Moblrn may by written notice terminate the Agreement/Service without prior period of notice if the Customer does not pay one (or more) invoice(s) once due.
6.5 Moblrn is allowed to monitor the Customer’s and Users’ use of the Service to enable Moblrn to provide support to the Customer/User and to fulfil Moblrn’s obligations pursuant to the Agreement and these Terms.


7.1 Regardless of what may be stated in the Agreement or these Terms, Moblrn can never be held liable for any indirect or consequential damages of any kind, including lost business, goodwill, data and profits, arising out of the Service or the Agreement.
7.2 Moblrn’s liability for direct damage suffered by the Customer in connection with use of the Service, regardless of cause, is limited to the lesser of the Customer’s documented financial (direct) loss and the Customer’s annual price of the Service. This includes loss of data or financial loss that might occur in relation to use of the Service, including reduced availability or functionality of the Service (also subject to section 4 above).
7.3 Moblrn may not, under any circumstances, be held responsible for the Customer’s use of the Service, including the content, errors on the Customer's part, errors in the interaction or document flow within the Customer's organisation or between the Customer and third parties.


8.1 Notwithstanding anything else contained in the Agreement or these Terms, Moblrn shall not be liable for failure to perform its obligations if such due performance is impeded, delayed or aggravated by circumstances such as war, acts or omissions of authorities, new or changed laws or regulations or the interpretation thereof, breakdowns or interruptions in relation to equipment, servers or facilities or otherwise due to circumstances beyond Moblrn’s control.
8.2 Either Party may, if such non-performance continues for more than three (3) months, terminate the relevant purchase order(s) forthwith on giving notice in writing to the other party in which event neither party shall be liable to the other by reason of such termination.

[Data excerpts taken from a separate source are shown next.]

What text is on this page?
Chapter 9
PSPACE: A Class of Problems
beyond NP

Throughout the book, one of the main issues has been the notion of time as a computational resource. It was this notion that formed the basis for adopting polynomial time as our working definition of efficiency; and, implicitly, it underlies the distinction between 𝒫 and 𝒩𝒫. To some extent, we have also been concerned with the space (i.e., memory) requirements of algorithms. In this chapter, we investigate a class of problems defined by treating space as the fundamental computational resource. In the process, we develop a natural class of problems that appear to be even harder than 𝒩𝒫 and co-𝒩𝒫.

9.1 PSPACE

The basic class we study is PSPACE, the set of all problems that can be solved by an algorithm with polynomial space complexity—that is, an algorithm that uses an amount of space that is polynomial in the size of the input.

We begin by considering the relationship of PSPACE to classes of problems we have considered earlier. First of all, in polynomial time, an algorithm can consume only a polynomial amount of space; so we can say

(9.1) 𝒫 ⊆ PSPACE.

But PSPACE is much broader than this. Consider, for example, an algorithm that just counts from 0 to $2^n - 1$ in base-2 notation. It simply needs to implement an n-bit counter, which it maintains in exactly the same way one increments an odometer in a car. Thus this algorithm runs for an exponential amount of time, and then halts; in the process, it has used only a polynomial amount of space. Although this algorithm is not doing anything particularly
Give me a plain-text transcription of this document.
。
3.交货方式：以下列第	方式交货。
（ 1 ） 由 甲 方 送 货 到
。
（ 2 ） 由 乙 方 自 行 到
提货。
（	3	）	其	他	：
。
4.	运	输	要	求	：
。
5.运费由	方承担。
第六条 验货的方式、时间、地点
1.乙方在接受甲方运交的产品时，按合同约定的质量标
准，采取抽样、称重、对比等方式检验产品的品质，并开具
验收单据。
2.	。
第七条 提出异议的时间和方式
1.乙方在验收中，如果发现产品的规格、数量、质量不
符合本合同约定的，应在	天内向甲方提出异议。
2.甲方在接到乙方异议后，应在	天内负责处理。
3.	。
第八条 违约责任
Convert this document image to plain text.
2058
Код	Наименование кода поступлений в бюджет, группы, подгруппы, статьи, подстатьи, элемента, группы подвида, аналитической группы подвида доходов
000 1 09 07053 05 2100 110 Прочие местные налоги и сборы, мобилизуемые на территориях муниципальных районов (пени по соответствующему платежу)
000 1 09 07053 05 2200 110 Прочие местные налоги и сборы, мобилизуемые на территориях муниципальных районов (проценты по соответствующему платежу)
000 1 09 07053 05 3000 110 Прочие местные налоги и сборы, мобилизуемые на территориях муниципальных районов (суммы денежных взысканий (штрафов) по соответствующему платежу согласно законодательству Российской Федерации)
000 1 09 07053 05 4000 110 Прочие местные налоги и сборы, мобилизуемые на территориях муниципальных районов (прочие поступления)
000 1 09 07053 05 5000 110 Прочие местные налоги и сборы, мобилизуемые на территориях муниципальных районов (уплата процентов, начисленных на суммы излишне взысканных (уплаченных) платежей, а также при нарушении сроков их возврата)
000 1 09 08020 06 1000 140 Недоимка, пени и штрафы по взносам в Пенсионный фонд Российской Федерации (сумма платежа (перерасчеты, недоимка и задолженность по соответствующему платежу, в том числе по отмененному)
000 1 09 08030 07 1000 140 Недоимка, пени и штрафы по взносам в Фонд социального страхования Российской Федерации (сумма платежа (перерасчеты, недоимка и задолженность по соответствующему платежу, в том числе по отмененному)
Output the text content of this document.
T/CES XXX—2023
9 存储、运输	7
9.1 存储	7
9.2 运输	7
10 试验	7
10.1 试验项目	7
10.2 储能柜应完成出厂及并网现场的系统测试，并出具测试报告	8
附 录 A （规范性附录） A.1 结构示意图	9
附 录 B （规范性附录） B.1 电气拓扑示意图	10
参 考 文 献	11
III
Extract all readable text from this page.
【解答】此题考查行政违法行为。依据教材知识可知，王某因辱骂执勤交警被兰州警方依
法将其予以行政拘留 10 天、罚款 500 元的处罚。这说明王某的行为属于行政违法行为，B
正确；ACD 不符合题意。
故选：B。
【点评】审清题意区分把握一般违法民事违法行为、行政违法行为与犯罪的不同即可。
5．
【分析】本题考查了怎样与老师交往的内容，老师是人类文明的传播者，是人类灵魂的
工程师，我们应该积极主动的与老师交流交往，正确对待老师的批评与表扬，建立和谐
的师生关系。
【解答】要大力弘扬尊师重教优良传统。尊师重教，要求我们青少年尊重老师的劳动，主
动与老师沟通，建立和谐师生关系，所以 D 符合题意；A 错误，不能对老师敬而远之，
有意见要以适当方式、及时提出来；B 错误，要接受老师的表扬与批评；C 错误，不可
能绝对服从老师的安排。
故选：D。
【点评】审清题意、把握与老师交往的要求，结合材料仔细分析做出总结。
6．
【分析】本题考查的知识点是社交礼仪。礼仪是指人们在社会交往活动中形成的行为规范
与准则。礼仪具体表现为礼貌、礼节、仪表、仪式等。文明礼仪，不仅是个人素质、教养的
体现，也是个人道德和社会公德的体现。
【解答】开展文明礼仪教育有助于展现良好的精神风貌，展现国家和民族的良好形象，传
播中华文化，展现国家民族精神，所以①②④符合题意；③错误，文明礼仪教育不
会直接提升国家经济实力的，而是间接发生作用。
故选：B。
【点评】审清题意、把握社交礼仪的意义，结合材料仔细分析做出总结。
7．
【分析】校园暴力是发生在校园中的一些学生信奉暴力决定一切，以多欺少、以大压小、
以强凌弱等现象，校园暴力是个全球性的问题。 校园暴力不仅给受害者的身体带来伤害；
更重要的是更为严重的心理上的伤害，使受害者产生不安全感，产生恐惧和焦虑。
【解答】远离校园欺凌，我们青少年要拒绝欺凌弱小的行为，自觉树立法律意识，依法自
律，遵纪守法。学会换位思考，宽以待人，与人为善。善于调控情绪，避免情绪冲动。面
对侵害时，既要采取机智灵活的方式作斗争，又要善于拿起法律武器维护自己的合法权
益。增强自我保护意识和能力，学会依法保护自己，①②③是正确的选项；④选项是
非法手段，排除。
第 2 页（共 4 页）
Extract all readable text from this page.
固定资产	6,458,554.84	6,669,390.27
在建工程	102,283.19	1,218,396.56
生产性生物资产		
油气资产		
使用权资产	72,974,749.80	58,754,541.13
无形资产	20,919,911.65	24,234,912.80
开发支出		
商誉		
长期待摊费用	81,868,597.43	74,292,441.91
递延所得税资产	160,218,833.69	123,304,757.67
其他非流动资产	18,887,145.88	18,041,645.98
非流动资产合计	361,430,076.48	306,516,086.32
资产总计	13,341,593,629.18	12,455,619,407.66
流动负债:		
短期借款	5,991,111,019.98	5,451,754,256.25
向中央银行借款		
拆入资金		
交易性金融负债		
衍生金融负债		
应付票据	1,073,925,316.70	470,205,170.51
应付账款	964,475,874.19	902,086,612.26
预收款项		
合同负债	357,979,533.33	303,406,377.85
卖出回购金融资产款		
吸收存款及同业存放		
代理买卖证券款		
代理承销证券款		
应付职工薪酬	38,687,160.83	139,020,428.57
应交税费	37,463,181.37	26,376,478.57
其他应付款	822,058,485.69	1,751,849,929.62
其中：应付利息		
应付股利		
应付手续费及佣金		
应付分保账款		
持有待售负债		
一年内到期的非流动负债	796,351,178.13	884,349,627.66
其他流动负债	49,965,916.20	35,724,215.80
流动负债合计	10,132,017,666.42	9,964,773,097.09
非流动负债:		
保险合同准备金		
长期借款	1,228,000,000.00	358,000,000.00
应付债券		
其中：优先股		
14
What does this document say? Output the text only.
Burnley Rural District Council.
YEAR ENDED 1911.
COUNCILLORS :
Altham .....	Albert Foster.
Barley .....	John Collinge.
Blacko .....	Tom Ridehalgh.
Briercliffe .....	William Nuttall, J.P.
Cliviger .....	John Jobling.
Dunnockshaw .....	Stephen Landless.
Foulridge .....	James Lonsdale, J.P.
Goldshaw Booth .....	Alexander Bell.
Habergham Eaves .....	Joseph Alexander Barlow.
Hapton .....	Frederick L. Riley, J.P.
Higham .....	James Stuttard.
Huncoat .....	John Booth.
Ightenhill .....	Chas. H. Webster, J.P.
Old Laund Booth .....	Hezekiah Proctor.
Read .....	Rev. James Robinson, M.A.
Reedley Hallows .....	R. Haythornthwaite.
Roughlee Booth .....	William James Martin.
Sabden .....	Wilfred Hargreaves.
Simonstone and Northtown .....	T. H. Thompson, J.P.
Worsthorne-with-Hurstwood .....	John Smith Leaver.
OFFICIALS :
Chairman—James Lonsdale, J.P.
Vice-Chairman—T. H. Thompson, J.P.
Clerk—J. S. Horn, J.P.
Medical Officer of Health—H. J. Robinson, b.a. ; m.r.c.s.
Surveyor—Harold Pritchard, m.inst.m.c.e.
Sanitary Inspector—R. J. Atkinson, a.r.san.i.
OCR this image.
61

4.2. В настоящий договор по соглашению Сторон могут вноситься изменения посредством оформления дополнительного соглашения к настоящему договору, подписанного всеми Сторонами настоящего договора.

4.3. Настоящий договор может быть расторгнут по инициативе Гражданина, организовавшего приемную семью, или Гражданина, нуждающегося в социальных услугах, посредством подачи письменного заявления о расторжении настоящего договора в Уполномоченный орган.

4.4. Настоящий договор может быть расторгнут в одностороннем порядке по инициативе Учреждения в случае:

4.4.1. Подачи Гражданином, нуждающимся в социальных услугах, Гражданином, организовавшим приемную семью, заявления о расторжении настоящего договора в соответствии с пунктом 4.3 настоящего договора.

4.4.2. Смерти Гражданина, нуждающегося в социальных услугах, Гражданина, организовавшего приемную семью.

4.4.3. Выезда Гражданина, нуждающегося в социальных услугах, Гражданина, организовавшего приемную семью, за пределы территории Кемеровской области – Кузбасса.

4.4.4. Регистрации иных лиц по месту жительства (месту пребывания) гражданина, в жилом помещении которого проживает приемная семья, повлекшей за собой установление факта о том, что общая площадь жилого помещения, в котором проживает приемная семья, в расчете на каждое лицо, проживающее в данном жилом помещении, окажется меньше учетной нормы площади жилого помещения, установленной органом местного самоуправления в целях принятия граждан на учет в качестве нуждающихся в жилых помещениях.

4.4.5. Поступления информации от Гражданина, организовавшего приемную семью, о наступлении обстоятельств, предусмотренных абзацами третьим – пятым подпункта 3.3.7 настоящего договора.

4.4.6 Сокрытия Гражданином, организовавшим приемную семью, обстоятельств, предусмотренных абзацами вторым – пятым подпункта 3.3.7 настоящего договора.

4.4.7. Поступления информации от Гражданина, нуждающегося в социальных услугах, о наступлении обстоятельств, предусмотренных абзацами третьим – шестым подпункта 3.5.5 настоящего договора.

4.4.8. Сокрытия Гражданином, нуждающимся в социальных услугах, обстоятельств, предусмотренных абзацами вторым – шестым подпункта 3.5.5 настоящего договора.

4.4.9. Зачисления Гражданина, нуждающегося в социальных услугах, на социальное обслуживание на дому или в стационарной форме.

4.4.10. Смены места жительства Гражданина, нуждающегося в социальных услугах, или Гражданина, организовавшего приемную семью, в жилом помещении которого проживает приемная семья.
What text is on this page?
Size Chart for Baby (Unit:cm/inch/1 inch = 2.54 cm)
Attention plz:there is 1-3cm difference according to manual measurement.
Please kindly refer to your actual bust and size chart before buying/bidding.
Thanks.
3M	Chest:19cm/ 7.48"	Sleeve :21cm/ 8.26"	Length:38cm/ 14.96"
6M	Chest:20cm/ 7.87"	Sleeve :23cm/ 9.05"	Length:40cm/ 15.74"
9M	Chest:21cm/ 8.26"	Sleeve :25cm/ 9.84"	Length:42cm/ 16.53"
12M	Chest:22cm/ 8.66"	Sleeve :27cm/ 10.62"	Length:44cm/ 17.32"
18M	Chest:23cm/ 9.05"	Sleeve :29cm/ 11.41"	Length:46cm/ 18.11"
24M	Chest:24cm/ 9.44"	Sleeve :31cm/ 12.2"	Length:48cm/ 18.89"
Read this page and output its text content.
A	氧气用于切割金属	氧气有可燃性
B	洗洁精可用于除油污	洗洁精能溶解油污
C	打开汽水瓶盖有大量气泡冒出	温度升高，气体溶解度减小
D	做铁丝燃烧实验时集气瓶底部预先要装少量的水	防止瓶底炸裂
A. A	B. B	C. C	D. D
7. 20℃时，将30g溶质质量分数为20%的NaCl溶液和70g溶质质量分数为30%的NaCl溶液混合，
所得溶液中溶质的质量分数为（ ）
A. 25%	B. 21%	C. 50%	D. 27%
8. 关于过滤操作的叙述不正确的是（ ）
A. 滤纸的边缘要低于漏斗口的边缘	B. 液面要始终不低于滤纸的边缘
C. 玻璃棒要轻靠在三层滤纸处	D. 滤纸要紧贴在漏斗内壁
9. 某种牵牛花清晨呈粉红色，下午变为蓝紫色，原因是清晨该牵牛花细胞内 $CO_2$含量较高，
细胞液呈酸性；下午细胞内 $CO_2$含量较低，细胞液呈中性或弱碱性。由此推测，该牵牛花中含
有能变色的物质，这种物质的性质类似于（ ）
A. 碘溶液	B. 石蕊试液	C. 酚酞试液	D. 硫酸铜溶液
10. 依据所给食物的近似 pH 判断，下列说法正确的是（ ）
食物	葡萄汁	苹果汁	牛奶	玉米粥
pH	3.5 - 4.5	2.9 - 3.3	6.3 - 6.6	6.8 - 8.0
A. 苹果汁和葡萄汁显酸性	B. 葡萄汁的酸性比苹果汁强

9.1 Both Parties undertake to treat all information relating to the Agreement and the Service as confidential unless the other Party has approved disclosure to third parties. This shall not apply to information that was in the public domain at the time of disclosure, later became part of the public domain through no breach of this section by the Party or that was lawfully disclosed to the Party by a third party.
9.2 Moblrn reserves the right to disclose confidential information to its employees and potential consultants or similar, provided that these persons are bound by a duty of confidentiality.


The license given to the Customer by the Agreement and these Terms is a non-transferable right to use the Service in accordance with the Agreement and these Terms. The Customer holds no other right to any of Moblrn’s intellectual property rights or the content created on or through the Service unless the Customer has itself entirely provided the content by uploading it to the Service (for example text, pictures and logotypes).


11.1 Moblrn is a personal data processor (Sw personuppgiftsbiträde) in relation to the Customer which is the personal data controller (Sw personuppgiftsansvarig). Moblrn shall at all times process the data in accordance with the instructions from the Customer and at all times follow the rules of applicable personal data laws.
11.2 Unless any specific instruction is in place, Moblrn refers to its Standard Data Processor agreement (attached hereto) which in such case shall form an integral part of these Terms.


12.1 The Service, the Agreement and these Terms shall be governed by Swedish law, without regard to conflict of laws principles.
12.2 The Parties shall attempt to resolve any dispute arising out of the Service, the Agreement or these Terms through negotiations. If the dispute is not resolved through these negotiations, the Parties may bring the case to court, with Stockholm District Court as the agreed legal venue.
12.3 Changes to the Agreement or these Terms can only be made in writing and are only valid following approval and signature by both Parties.